数据来源:https://github.com/azadis/MC-GAN

1. 制作数据集---图片切割

import cv2, time, glob
import os
class_object = "alphabet"
dir_list = ["train", "test"]
for dir_name in dir_list:
    dir = class_object + os.sep + "MC-GAN/datasets/Capitals64" + os.sep + dir_name + os.sep + "*.png"
    image_list = glob.glob(dir)
    count = 0
    for image_path in image_list:
        image = cv2.imread(image_path, 0)
        if(image is not None):
            for i in range(0,26):
                img = image[:, i*64 : i*64 + 64]
                img = cv2.resize(img, (28,28))
                _, img = cv2.threshold(img, 120, 255, cv2.THRESH_BINARY_INV)
                alpa_dir = class_object + os.sep + dir_name + os.sep + chr(65+i)
                if(not os.path.exists(alpa_dir)):
                    os.makedirs(alpa_dir)
                path_list = image_list[0].split(os.sep)
                image_name = path_list[len(path_list) - 1]
                cv2.imwrite(alpa_dir + os.sep + chr(65+i) + "_" + str(count) + "_" + image_name, img)
            count = count + 1


2.  训练集测试集转二进制文件


from PIL import Image
import matplotlib.pyplot as plt
import numpy as np
import cv2, time, glob
import os

dir_list = ["train", "test"]

#class_object = "number"
#class_num = 10
class_object = "alphabet"
class_num = 26

for dir in dir_list:
    sample = []
    for num in range(0, class_num):
        if(class_object == "alphabet"):
            tmp_dir = chr(num + 65)
        if (class_object == "number"):
            tmp_dir = str(num)
        dir_aplha = class_object + os.sep + dir + os.sep + tmp_dir
        image_list = glob.glob(dir_aplha + os.sep + "*.png")
        row = []
        for image_path in image_list:
            temp = Image.open(image_path)
            image = temp.copy()
            bw_image = image.convert(mode='L')
            row.append(bw_image)
            temp.close()
        sample.append(row)

    binary_samples = np.array([[image.getdata() for image in row] for row in sample])
    binary_samples = binary_samples.reshape(len(sample)*len(sample[0]), 28, 28)

    classes = np.array([[i]*len(sample[0]) for i in range(class_num)]).reshape(-1)

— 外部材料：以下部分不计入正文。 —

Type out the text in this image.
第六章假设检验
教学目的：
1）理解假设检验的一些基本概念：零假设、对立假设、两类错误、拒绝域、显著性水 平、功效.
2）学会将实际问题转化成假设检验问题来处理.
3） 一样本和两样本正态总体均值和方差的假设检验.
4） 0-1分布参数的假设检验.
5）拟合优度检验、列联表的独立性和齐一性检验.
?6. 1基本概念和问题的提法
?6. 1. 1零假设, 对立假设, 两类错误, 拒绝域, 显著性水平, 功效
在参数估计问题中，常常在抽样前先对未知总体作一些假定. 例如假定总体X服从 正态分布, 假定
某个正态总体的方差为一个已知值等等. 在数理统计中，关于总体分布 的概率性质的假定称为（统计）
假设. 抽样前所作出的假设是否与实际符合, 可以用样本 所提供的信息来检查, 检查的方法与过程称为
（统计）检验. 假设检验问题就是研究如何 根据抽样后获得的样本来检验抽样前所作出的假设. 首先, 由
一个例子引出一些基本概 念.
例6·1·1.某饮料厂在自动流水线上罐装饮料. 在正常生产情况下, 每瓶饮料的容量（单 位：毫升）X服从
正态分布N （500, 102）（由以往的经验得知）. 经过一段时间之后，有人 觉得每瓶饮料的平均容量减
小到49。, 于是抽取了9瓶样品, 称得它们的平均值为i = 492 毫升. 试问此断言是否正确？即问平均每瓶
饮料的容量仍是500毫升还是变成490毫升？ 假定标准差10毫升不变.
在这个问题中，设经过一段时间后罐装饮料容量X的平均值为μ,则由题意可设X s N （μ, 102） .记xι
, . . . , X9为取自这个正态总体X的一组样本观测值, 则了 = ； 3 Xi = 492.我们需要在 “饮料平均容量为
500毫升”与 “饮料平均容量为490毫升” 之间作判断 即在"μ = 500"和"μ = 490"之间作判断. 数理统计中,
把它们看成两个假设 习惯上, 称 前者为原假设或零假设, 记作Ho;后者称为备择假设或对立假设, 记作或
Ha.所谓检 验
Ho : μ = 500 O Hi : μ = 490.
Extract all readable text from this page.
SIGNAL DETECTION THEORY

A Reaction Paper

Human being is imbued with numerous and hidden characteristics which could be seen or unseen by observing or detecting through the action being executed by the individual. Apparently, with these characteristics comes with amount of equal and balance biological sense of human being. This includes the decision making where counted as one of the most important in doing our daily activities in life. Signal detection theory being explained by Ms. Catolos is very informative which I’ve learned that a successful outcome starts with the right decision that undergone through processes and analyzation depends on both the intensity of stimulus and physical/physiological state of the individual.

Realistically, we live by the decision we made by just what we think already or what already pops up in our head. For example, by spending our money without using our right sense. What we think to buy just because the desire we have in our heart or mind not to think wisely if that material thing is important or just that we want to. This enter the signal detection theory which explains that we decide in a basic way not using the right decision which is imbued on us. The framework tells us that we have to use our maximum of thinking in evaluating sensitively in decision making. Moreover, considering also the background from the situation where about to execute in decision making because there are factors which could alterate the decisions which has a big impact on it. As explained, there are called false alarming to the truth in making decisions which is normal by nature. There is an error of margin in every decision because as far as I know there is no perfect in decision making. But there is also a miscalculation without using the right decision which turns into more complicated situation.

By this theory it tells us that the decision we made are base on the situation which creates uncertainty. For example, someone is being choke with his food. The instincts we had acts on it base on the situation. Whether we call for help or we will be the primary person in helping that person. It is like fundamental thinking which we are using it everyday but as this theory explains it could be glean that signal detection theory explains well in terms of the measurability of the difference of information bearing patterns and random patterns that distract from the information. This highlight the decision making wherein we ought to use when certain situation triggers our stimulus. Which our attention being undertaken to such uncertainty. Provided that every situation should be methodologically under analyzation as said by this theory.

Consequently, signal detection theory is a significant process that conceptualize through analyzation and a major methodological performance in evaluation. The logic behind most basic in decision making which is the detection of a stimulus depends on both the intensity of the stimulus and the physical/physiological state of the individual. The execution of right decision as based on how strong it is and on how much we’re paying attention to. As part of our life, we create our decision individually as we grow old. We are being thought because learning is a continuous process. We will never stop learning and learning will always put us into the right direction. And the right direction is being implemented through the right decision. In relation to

    print(f'X shape: {binary_samples.shape}')
    print(f'y shape: {classes.shape}')

    xfile = class_object + os.sep + 'binary_data' + os.sep + class_object + '_x_' + dir + '.npy'
    yfile = class_object + os.sep + 'binary_data' + os.sep + class_object + '_y_' + dir + '.npy'
    np.save(xfile, binary_samples)
    np.save(yfile, classes)


3. Train


from keras.preprocessing.image import ImageDataGenerator
from keras.models import Sequential
from keras.layers import Conv2D, MaxPooling2D
from keras.layers import Activation, Dropout, Flatten, Dense
from keras import backend as K
import numpy as np
import tensorflow as tf
from tensorflow.keras.preprocessing import image_dataset_from_directory
import os
import tensorflow_datasets as tfds

#object_class = 'number'
#class_num = 10

object_class = 'alphabet'
class_num = 26


#######################################################################################
mirrored_strategy = tf.distribute.MirroredStrategy()
BATCH_SIZE_PER_REPLICA = 64
BATCH_SIZE = BATCH_SIZE_PER_REPLICA * mirrored_strategy.num_replicas_in_sync
BUFFER_SIZE = 10000

def get_mnist_data(): 
    datasets, ds_info = tfds.load(name='mnist', with_info=True, as_supervised=True)
    mnist_train, mnist_test = datasets['train'], datasets['test']
    def scale(image, label):
        image = tf.cast(image, tf.float32)
        image /= 255
        return image, label
    train_dataset = mnist_train.map(scale).cache().shuffle(BUFFER_SIZE).batch(BATCH_SIZE)
    eval_dataset = mnist_test.map(scale).batch(BATCH_SIZE)
    return train_dataset, eval_dataset
#######################################################################################
# dimensions of our images.
img_width, img_height = 28, 28

EPOCHES = 25

# test set
x_test_file = object_class + os.sep + 'binary_data' + os.sep + object_class + '_x_test.npy'
y_test_file = object_class + os.sep + 'binary_data' + os.sep + object_class + '_y_test.npy'

# train set
x_train_file = object_class + os.sep + 'binary_data' + os.sep + object_class + '_x_train.npy'
y_train_file = object_class + os.sep + 'binary_data' + os.sep + object_class + '_y_train.npy'

# load test data
x_test = np.load(x_test_file)
y_test = np.load(y_test_file)
# load train data
x_train = np.load(x_train_file)
y_train = np.load(y_train_file)

# normalize
# Scale these values to a range of 0 to 1 before feeding them to the neural network model. 
# To do so, divide the values by 255. It's important that the training set and the testing set be preprocessed in the same way:
x_train = x_train / 255.0
x_test = x_test / 255.0

# Add a channels dimension
x_train = x_train[..., tf.newaxis].astype("float32")
x_test = x_test[..., tf.newaxis].astype("float32")

a = (x_train, y_train)

train_ds = tf.data.Dataset.from_tensor_slices((x_train, y_train)).shuffle(10000).batch(64)
test_ds = tf.data.Dataset.from_tensor_slices((x_test, y_test)).shuffle(10000).batch(64)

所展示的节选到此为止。